TBI postdoctoral fellow Amanuel Beyin recently received a grant from the Wenner-Gren Foundation in the amount of $20,000 to conduct field research in the western Turkana Basin region this fall.
Dr. Beyin’s research will focus on the early Holocene epoch, 10,000-7,000 years before present. With the onset of a globally wet climate during this time period, lakeshores, riverine settings, and seashores became increasingly important resources for humans in many parts of the world. Like many other East African lake basins, Lake Turkana became a mega-lake during this period, with abundant aquatic resources and lush grasslands for hunters and fishers to utilize.
Through his archaeological investigation of western Turkana, Beyin hopes to clarify the role this region played in human survival in the early Holocene, the cultural contexts of human lakeshore adaptations in Africa, and the possible connections between the cultures of the Turkana Basin and those of the Sahara and Nile Valley during this time.

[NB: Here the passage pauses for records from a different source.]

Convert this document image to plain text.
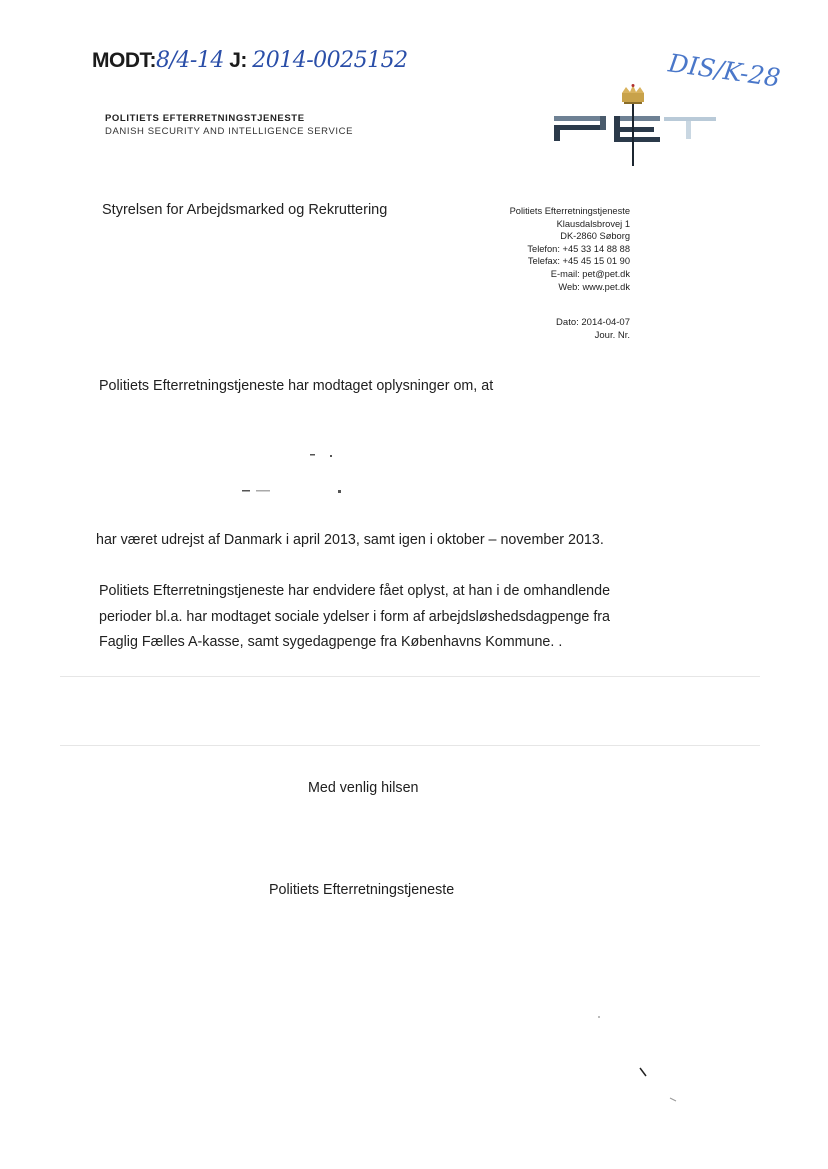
MODT:8/4-14 J: 2014-0025152	DIS/K-28
POLITIETS EFTERRETNINGSTJENESTE
DANISH SECURITY AND INTELLIGENCE SERVICE
Styrelsen for Arbejdsmarked og Rekruttering	Politiets Efterretningstjeneste
Klausdalsbrovej 1
DK-2860 Søborg
Telefon: +45 33 14 88 88
Telefax: +45 45 15 01 90
E-mail: pet@pet.dk
Web: www.pet.dk
Dato: 2014-04-07
Jour. Nr.
Politiets Efterretningstjeneste har modtaget oplysninger om, at
har været udrejst af Danmark i april 2013, samt igen i oktober – november 2013.
Politiets Efterretningstjeneste har endvidere fået oplyst, at han i de omhandlende perioder bl.a. har modtaget sociale ydelser i form af arbejdsløshedsdagpenge fra Faglig Fælles A-kasse, samt sygedagpenge fra Københavns Kommune. .
Med venlig hilsen
Politiets Efterretningstjeneste
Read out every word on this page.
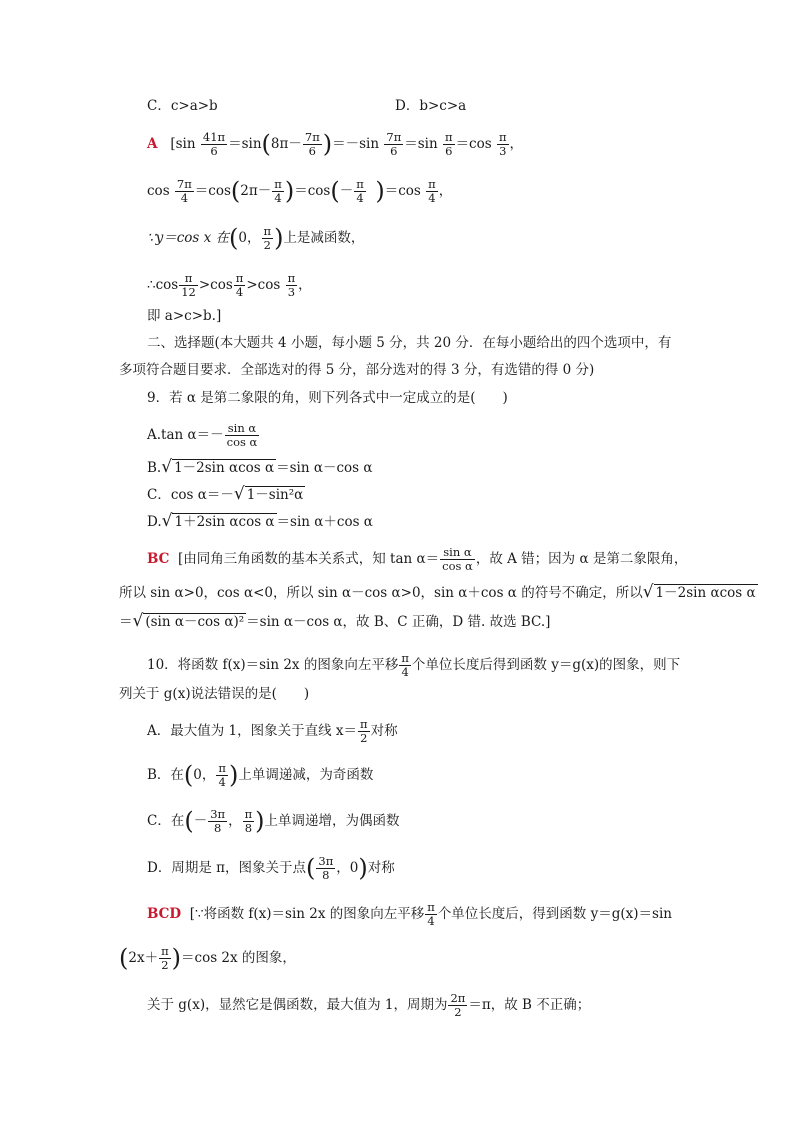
C．c>a>b	D．b>c>a
A [$\sin \frac{41\pi}{6} =\sin(8\pi- \frac{7\pi}{6} )=-\sin \frac{7\pi}{6} =\sin \frac{\pi}{6} =\cos \frac{\pi}{3}$ ，
$\cos \frac{7\pi}{4} =\cos(2\pi- \frac{\pi}{4} )=\cos(- \frac{\pi}{4} )=\cos \frac{\pi}{4}$ ，
∵y＝cos x 在(0， $\frac{\pi}{2}$ )上是减函数，
∴cos $\frac{\pi}{12} >\cos \frac{\pi}{4} >\cos \frac{\pi}{3}$ ，
即 a>c>b.]
二、选择题(本大题共 4 小题，每小题 5 分，共 20 分．在每小题给出的四个选项中，有
多项符合题目要求．全部选对的得 5 分，部分选对的得 3 分，有选错的得 0 分)
9．若 α 是第二象限的角，则下列各式中一定成立的是(　　)
A.tan $\alpha=- \frac{\text{sin α}}{\text{cos α}}$
B.√ 1－2sin αcos α ＝sin α－cos α
C．cos α＝－√ 1－sin²α
D.√ 1＋2sin αcos α ＝sin α＋cos α
BC [由同角三角函数的基本关系式，知 $\tan \alpha= \frac{\text{sin α}}{\text{cos α}}$ ，故 A 错；因为 α 是第二象限角，
所以 sin α>0，cos α<0，所以 sin α－cos α>0，sin α＋cos α 的符号不确定，所以√ 1－2sin αcos α
＝√ (sin α－cos α)² ＝sin α－cos α，故 B、C 正确，D 错. 故选 BC.]
10．将函数 f(x)＝sin 2x 的图象向左平移 $\frac{\pi}{4}$ 个单位长度后得到函数 y＝g(x)的图象，则下
列关于 g(x)说法错误的是(　　)
A．最大值为 1，图象关于直线 $x= \frac{\pi}{2}$ 对称
B．在(0， $\frac{\pi}{4}$ )上单调递减，为奇函数
C．在(－ $\frac{3\pi}{8}$ ， $\frac{\pi}{8}$ )上单调递增，为偶函数
D．周期是 π，图象关于点( $\frac{3\pi}{8}$ ，0)对称
BCD [∵将函数 f(x)＝sin 2x 的图象向左平移 $\frac{\pi}{4}$ 个单位长度后，得到函数 y＝g(x)＝sin
$(2x+ \frac{\pi}{2} )=\cos$ 2x 的图象，
关于 g(x)，显然它是偶函数，最大值为 1，周期为 $\frac{2\pi}{2} =\pi$，故 B 不正确；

Trained in prehistoric archaeology at the University of Asmara, Eritrea, and Stony Brook University, Beyin joined TBI in 2009 as a Postdoctoral Fellow. Before joining TBI, Beyin’s work was focused on the Red Sea Coast of Eritrea (his home country) where his team documented Early and Middle Holocene shell middens and Middle Stone Age surface occurrences in an a area that had seen little prior research.